Daarom hebben we menigmaal geprobeerd de onbekeerden onder u uit hun slaap te wekken door hun het gevaar en de zekerheid van de eeuwige verdoemenis voor ogen te stellen, als zij niet zouden trachten door bekering en geloof te ontvluchten aan de toekomende toorn.
Zodra we enige verbrijzeling van het hart bespeurden, waren we er altijd op uit om in de preken zulke mensen te helpen, hun zorgen op te lossen en er bij hen op aan te dringen om Jezus het jawoord te geven, en de dienst aan de zonde en de wereld op te zeggen’.
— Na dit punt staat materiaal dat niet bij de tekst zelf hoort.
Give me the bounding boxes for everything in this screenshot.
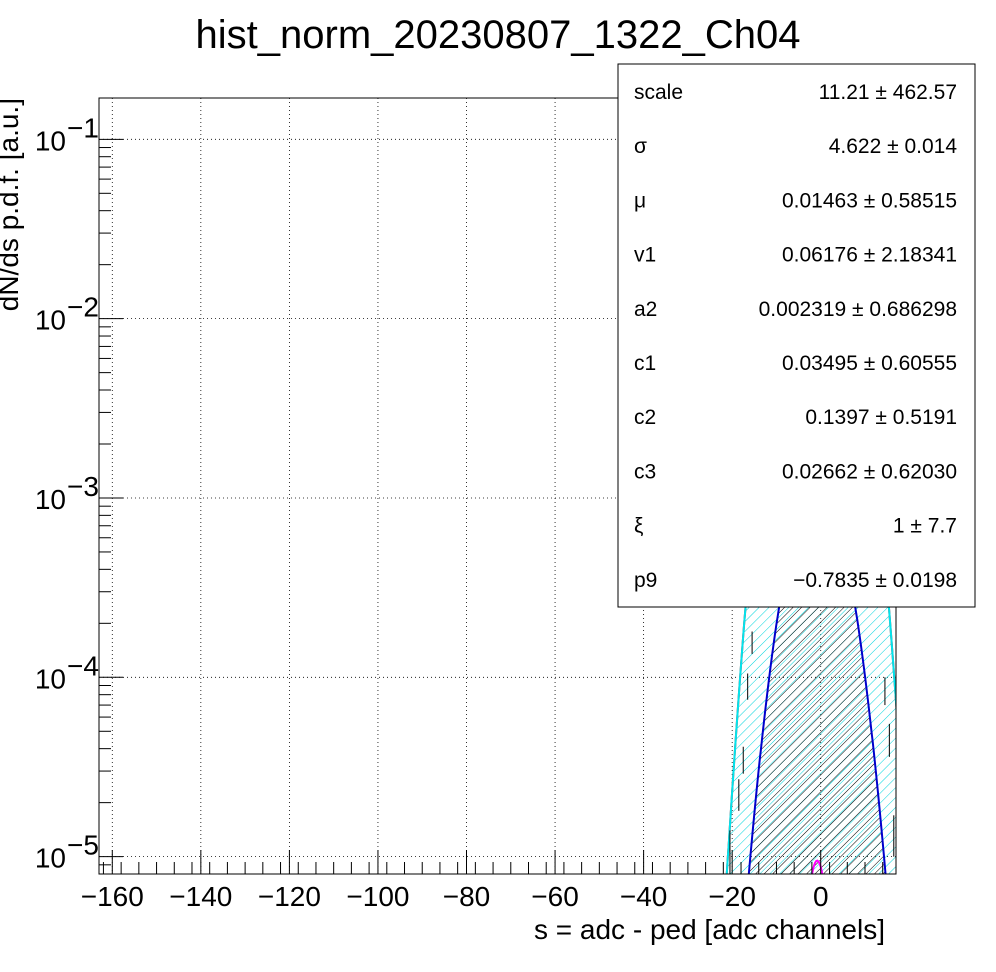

Comrie zegt dat hij af en toe behoorlijk gebukt ging onder de geestelijke onvruchtbaarheid van een groot deel van zijn gemeente. Hij heeft in het verborgene gezucht om Gods werk in zijn kudde te mogen zien. De moed en de lust om te preken heeft hij echter nooit opgegeven: ’Jezus en uw onsterfelijke ziel met elkaar verenigd te krijgen was voor ons van zo’n groot belang, dat we zuchtend het net dan aan de ene kant en dan weer aan de andere kant hebben uitgeworpen. En ondertussen wachtten we voortdurend wanneer de ’tijd der minne’, dat uurtje van eeuwigheid bepaald, mocht komen’.

Drie motieven
Comrie noemt in de ”Opdracht” van het boek twee redenen die hem tot het uitgeven ervan hebben gebracht. Allereerst wilde hij op deze wijze zijn dankbaarheid tonen voor de liefde en toegenegenheid die de gemeente van Woubrugge voor zijn persoon en dienst had getoond.
‘Het kon niet anders of dat was voor mij een vreemdeling in uw midden, meer dan aangenaam. Dat deed me al mijn verdriet vergeten, maar het is mij vooral als uw predikant tot blijdschap, omdat de ervaring leert dat bij weinig respect voor de persoon van de predikant, zijn boodschap ook weinig ingang zal vinden’.
Verder stond hem voor ogen om door de uitgave ‘het klagen van sommigen dat wij zo weinig bezoeken afleggen, te doen ophouden. We hopen dat u er een goed begrip voor kunt opbrengen dat we er zo weinig op uitgaan (…).U ziet door dit boek dat we, ook al komen we niet op gezelschappen, onze tijd toch goed kunnen besteden’.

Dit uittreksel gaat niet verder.